La parola magica da inserire nel curriculum è «master». Non basta più scrivere che si è laureati, nemmeno se a pieni voti e con il bacio accademico. Quella ormai è roba che fa effetto solo a mamma e papà, fotografie buone a prendere polvere sui comò di casa. Le aziende cercano altro, vogliono di più. Ora la chiave di accesso per il mondo del lavoro è la specializzazione, altrimenti, adios posto fisso, si può sperare al massimo in uno stage non retribuito.

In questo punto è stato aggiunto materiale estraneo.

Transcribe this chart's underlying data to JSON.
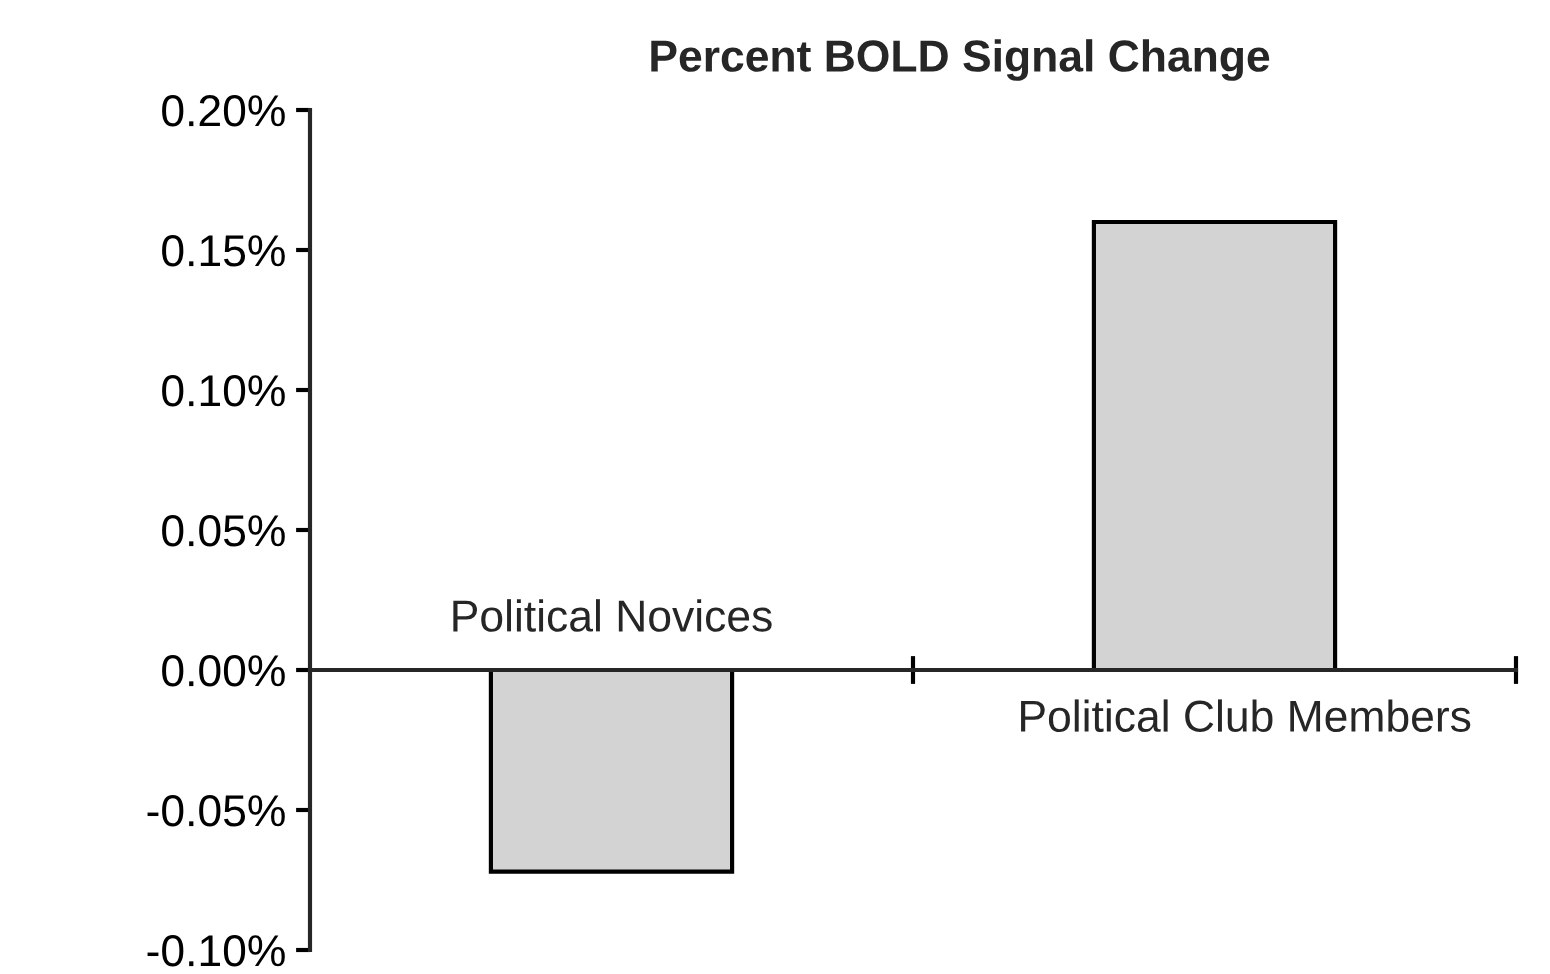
{
  "chart_data": {
    "type": "bar",
    "title": "Percent BOLD Signal Change",
    "categories": [
      "Political Novices",
      "Political Club Members"
    ],
    "values": [
      -0.072,
      0.16
    ],
    "color": "#d3d3d3",
    "ylim": [
      -0.1,
      0.2
    ],
    "yticks": [
      {
        "value": -0.1,
        "label": "-0.10%"
      },
      {
        "value": -0.05,
        "label": "-0.05%"
      },
      {
        "value": 0,
        "label": "0.00%"
      },
      {
        "value": 0.05,
        "label": "0.05%"
      },
      {
        "value": 0.1,
        "label": "0.10%"
      },
      {
        "value": 0.15,
        "label": "0.15%"
      },
      {
        "value": 0.2,
        "label": "0.20%"
      }
    ],
    "legend": false
  }
}
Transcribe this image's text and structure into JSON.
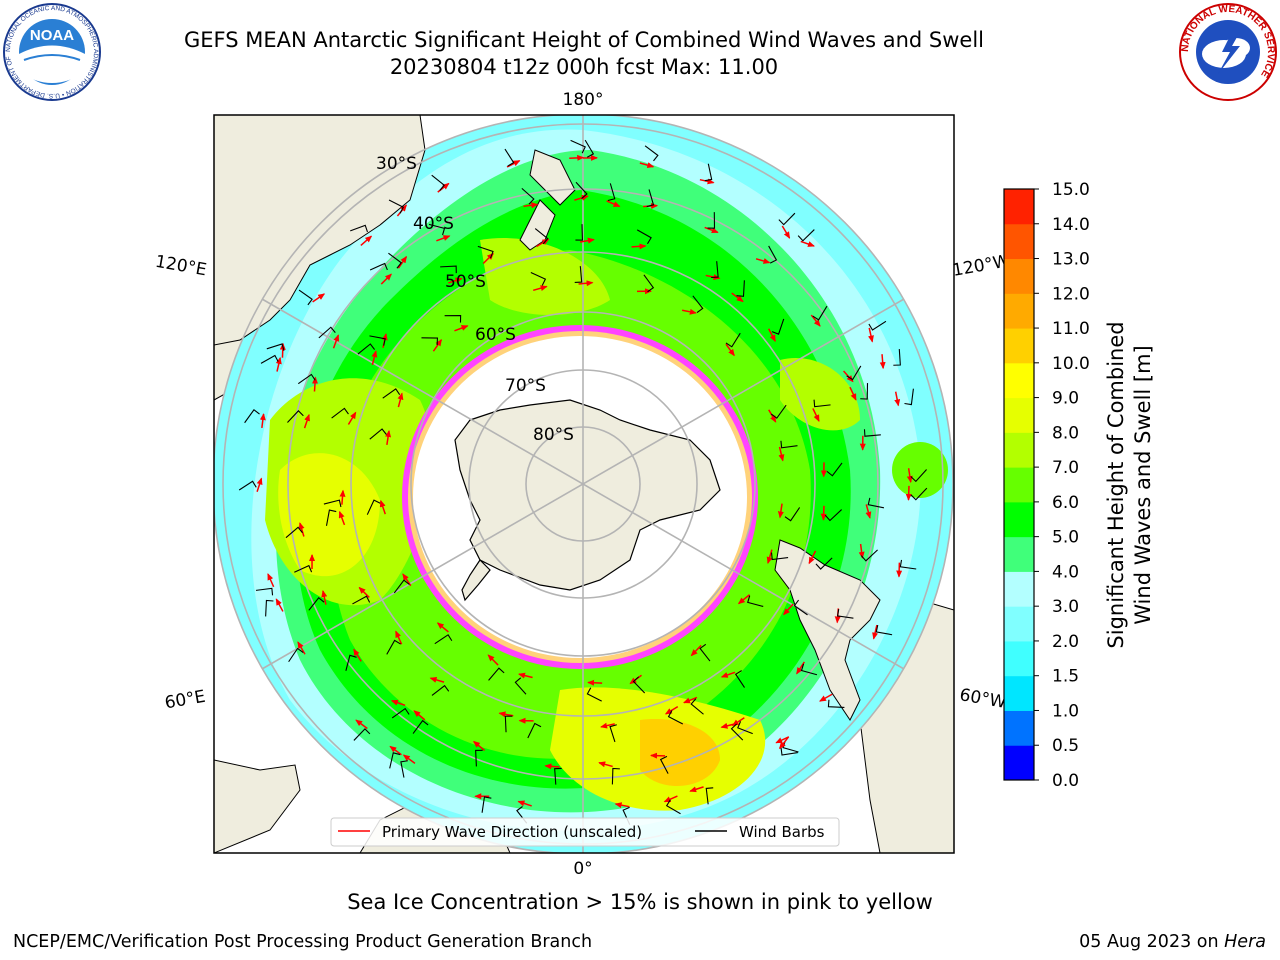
{
  "header": {
    "title_line1": "GEFS MEAN Antarctic Significant Height of Combined Wind Waves and Swell",
    "title_line2": "20230804 t12z 000h fcst   Max: 11.00"
  },
  "logos": {
    "left": {
      "name": "noaa-logo",
      "text": "NOAA",
      "ring_text": "NATIONAL OCEANIC AND ATMOSPHERIC ADMINISTRATION • U.S. DEPARTMENT OF COMMERCE"
    },
    "right": {
      "name": "nws-logo",
      "ring_text": "NATIONAL WEATHER SERVICE"
    }
  },
  "map": {
    "projection": "south-polar-stereographic",
    "longitude_labels": {
      "top": "180°",
      "bottom": "0°",
      "upper_left": "120°E",
      "upper_right": "120°W",
      "lower_left": "60°E",
      "lower_right": "60°W"
    },
    "latitude_labels": [
      "30°S",
      "40°S",
      "50°S",
      "60°S",
      "70°S",
      "80°S"
    ],
    "legend": {
      "wave_direction": "Primary Wave Direction (unscaled)",
      "wind_barbs": "Wind Barbs"
    },
    "colors": {
      "land": "#efedde",
      "ice_edge": "#ff44ff",
      "wave_arrow": "#ff0000",
      "barb": "#000000",
      "grid": "#b4b4b4"
    }
  },
  "colorbar": {
    "label_line1": "Significant Height of Combined",
    "label_line2": "Wind Waves and Swell [m]",
    "ticks": [
      "0.0",
      "0.5",
      "1.0",
      "1.5",
      "2.0",
      "3.0",
      "4.0",
      "5.0",
      "6.0",
      "7.0",
      "8.0",
      "9.0",
      "10.0",
      "11.0",
      "12.0",
      "13.0",
      "14.0",
      "15.0"
    ],
    "colors": [
      "#0000ff",
      "#0073ff",
      "#00e6ff",
      "#40ffff",
      "#80ffff",
      "#b3ffff",
      "#40ff7a",
      "#00ff00",
      "#66ff00",
      "#b3ff00",
      "#e6ff00",
      "#ffff00",
      "#ffd000",
      "#ffaa00",
      "#ff8800",
      "#ff5500",
      "#ff2200"
    ]
  },
  "notes": {
    "sea_ice": "Sea Ice Concentration > 15% is shown in pink to yellow"
  },
  "footer": {
    "left": "NCEP/EMC/Verification Post Processing Product Generation Branch",
    "date": "05 Aug 2023 on ",
    "machine": "Hera"
  }
}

Proprio così, gli uffici del personale preferiscono i titoli di studio: più specializzato sei in un settore, più hai possibilità di firmare il contratto. La richiesta dei lavoratori pluri-titolati, soprattutto ingegneri, è in crescita. Tanto che nel 2008, per la prima volta dopo dieci anni, il numero di laureati e diplomati all’interno delle aziende è pari alla metà degli assunti. Un dipendente su due ha completato il percorso di studio fino ai gradini più alti. È quanto emerge da un’indagine condotta da Unioncamere che legge nell’iper-selezione una risposta alla crisi economica e al ristagno dei consumi. «Le imprese si riorganizzano per aumentare la qualità dei prodotti e dei servizi». E per farlo vogliono menti fresche ma strapreparate. Saranno 88mila i neoassunti con laurea nel 2008: la metà con una laurea specialistica, il 20 per cento con in mano una laurea breve.

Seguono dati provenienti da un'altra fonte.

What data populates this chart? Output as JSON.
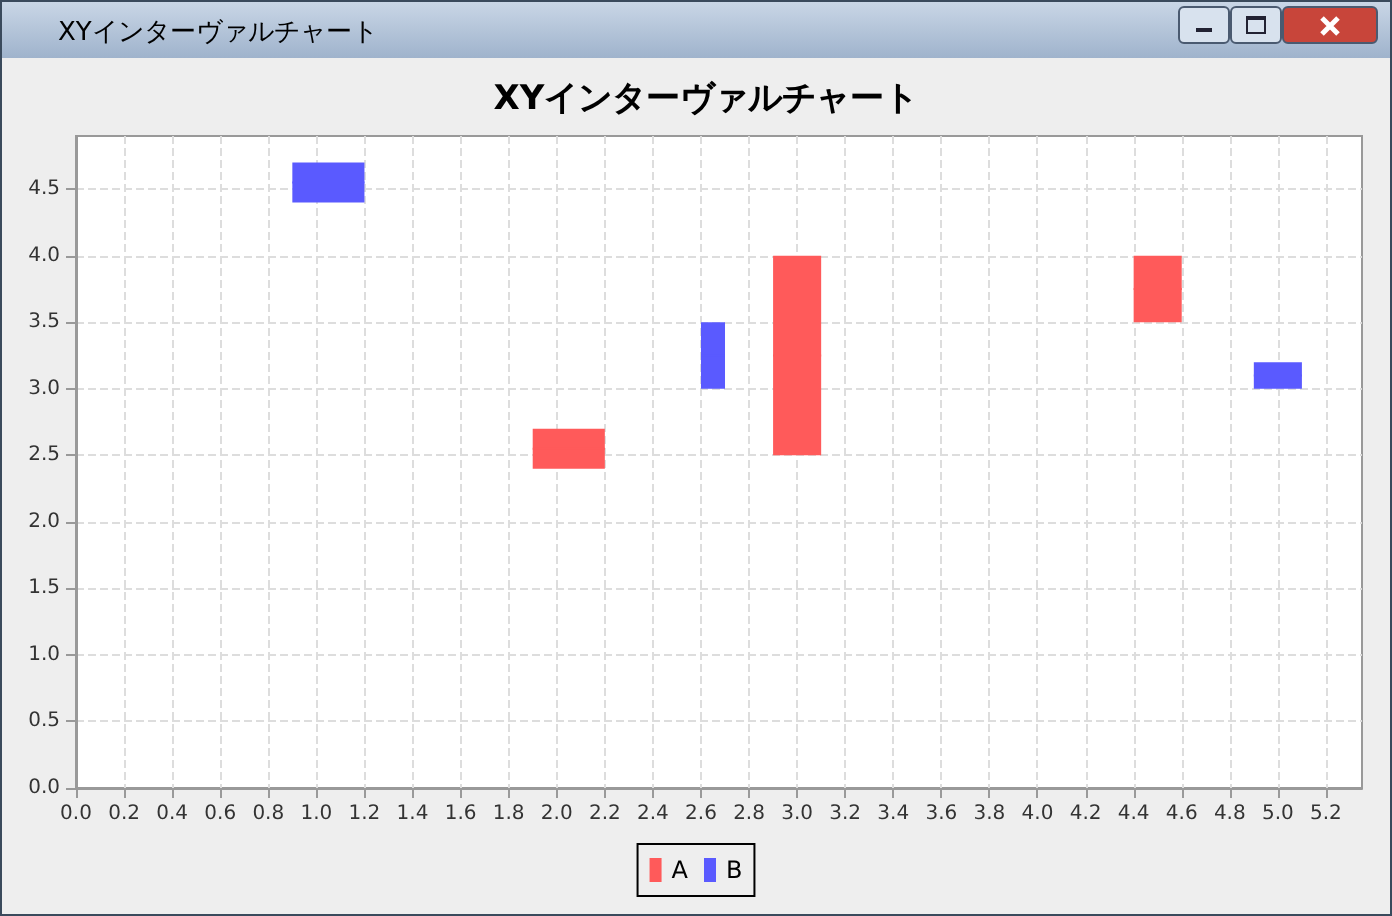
{
  "chart_data": {
    "type": "bar",
    "title": "XYインターヴァルチャート",
    "annotations": [
      "XYインターヴァルチャート"
    ],
    "series": [
      {
        "name": "A",
        "color": "#ff5a5a",
        "x": [
          2.05,
          3.0,
          4.5
        ],
        "xerrors": [
          0.15,
          0.1,
          0.1
        ],
        "base": [
          2.4,
          2.5,
          3.5
        ],
        "values": [
          0.3,
          1.5,
          0.5
        ]
      },
      {
        "name": "B",
        "color": "#5a5aff",
        "x": [
          1.05,
          2.65,
          5.0
        ],
        "xerrors": [
          0.15,
          0.05,
          0.1
        ],
        "base": [
          4.4,
          3.0,
          3.0
        ],
        "values": [
          0.3,
          0.5,
          0.2
        ]
      }
    ],
    "xlim": [
      0,
      5.35
    ],
    "xticks": [
      {
        "value": 0,
        "label": "0.0"
      },
      {
        "value": 0.2,
        "label": "0.2"
      },
      {
        "value": 0.4,
        "label": "0.4"
      },
      {
        "value": 0.6,
        "label": "0.6"
      },
      {
        "value": 0.8,
        "label": "0.8"
      },
      {
        "value": 1,
        "label": "1.0"
      },
      {
        "value": 1.2,
        "label": "1.2"
      },
      {
        "value": 1.4,
        "label": "1.4"
      },
      {
        "value": 1.6,
        "label": "1.6"
      },
      {
        "value": 1.8,
        "label": "1.8"
      },
      {
        "value": 2,
        "label": "2.0"
      },
      {
        "value": 2.2,
        "label": "2.2"
      },
      {
        "value": 2.4,
        "label": "2.4"
      },
      {
        "value": 2.6,
        "label": "2.6"
      },
      {
        "value": 2.8,
        "label": "2.8"
      },
      {
        "value": 3,
        "label": "3.0"
      },
      {
        "value": 3.2,
        "label": "3.2"
      },
      {
        "value": 3.4,
        "label": "3.4"
      },
      {
        "value": 3.6,
        "label": "3.6"
      },
      {
        "value": 3.8,
        "label": "3.8"
      },
      {
        "value": 4,
        "label": "4.0"
      },
      {
        "value": 4.2,
        "label": "4.2"
      },
      {
        "value": 4.4,
        "label": "4.4"
      },
      {
        "value": 4.6,
        "label": "4.6"
      },
      {
        "value": 4.8,
        "label": "4.8"
      },
      {
        "value": 5,
        "label": "5.0"
      },
      {
        "value": 5.2,
        "label": "5.2"
      }
    ],
    "ylim": [
      0,
      4.9
    ],
    "yticks": [
      {
        "value": 0,
        "label": "0.0"
      },
      {
        "value": 0.5,
        "label": "0.5"
      },
      {
        "value": 1,
        "label": "1.0"
      },
      {
        "value": 1.5,
        "label": "1.5"
      },
      {
        "value": 2,
        "label": "2.0"
      },
      {
        "value": 2.5,
        "label": "2.5"
      },
      {
        "value": 3,
        "label": "3.0"
      },
      {
        "value": 3.5,
        "label": "3.5"
      },
      {
        "value": 4,
        "label": "4.0"
      },
      {
        "value": 4.5,
        "label": "4.5"
      }
    ],
    "grid": true,
    "legend": "bottom"
  }
}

Il datore di lavoro vuole titoli, meglio se di nicchia? Detto fatto. Ecco che fioccano i master universitari. Di ogni tipo, in ogni università: specializzazione in enologia, in accessi venosi, in progettazione degli yacht, in costruzioni con la pietra. E ancora, in design dell’automobile, in food and beverage, in problemi della deglutizione, in gestione delle strutture di benessere. Uno dei filoni più quotati è quello dell’architettura dell’ambiente con tutte le sotto specializzazioni annesse e connesse. Una scelta ampia. Pure troppo. «C’è indubbiamente un eccesso di offerta - commenta Giovanni Valotti, responsabile della divisione master dell’università Bocconi - e questo crea confusione. Molti corsi proposti non riscuotono successo e vengono chiusi. Non è semplice acquistare un buon master che garantisca una preparazione di qualità e che soprattutto assicuri un posto di lavoro».
Altro punto critico, appunto. Il master costa una fortuna: si va dai duemila ai diecimila euro all’anno. Ma poi si è sicuri di trovare lavoro? E soprattutto: con che stipendio? Ottocento euro al mese e basta? «Dipende - precisa Valotti -. I dati dimostrano che chi frequenta un master trova lavoro velocemente. Per quanto riguarda la retribuzione, gli inquadramenti spesso non sono al primo livello. Soprattutto certi master, penso al Mba, permettono di raddoppiare lo stipendio. Chi li frequenta deve già avere un’esperienza di lavoro di almeno due anni».
Quello che manca forse è il dialogo con le aziende. C’è ma non sempre è sufficiente. Insomma, l’ateneo che organizza un master a numero chiuso dovrebbe calcolare in anticipo quanti studenti potranno poi trovare lavoro per non lasciarli «a spasso». «Sì - spiega il direttore bocconiano -. Ovviamente prima di lanciare un master facciamo un’indagine di mercato ma di certo non li realizziamo “su commissione” delle aziende».
Statistiche a parte, la scelta del corso di laurea avviene ancora per passione e non per opportunità lavorative. I ragazzi che scelgono il percorso di studi in cui avventurarsi lo fanno ancora seguendo le proprie inclinazioni, i propri sogni. Chi con le idee chiare, chi un po’ più titubante.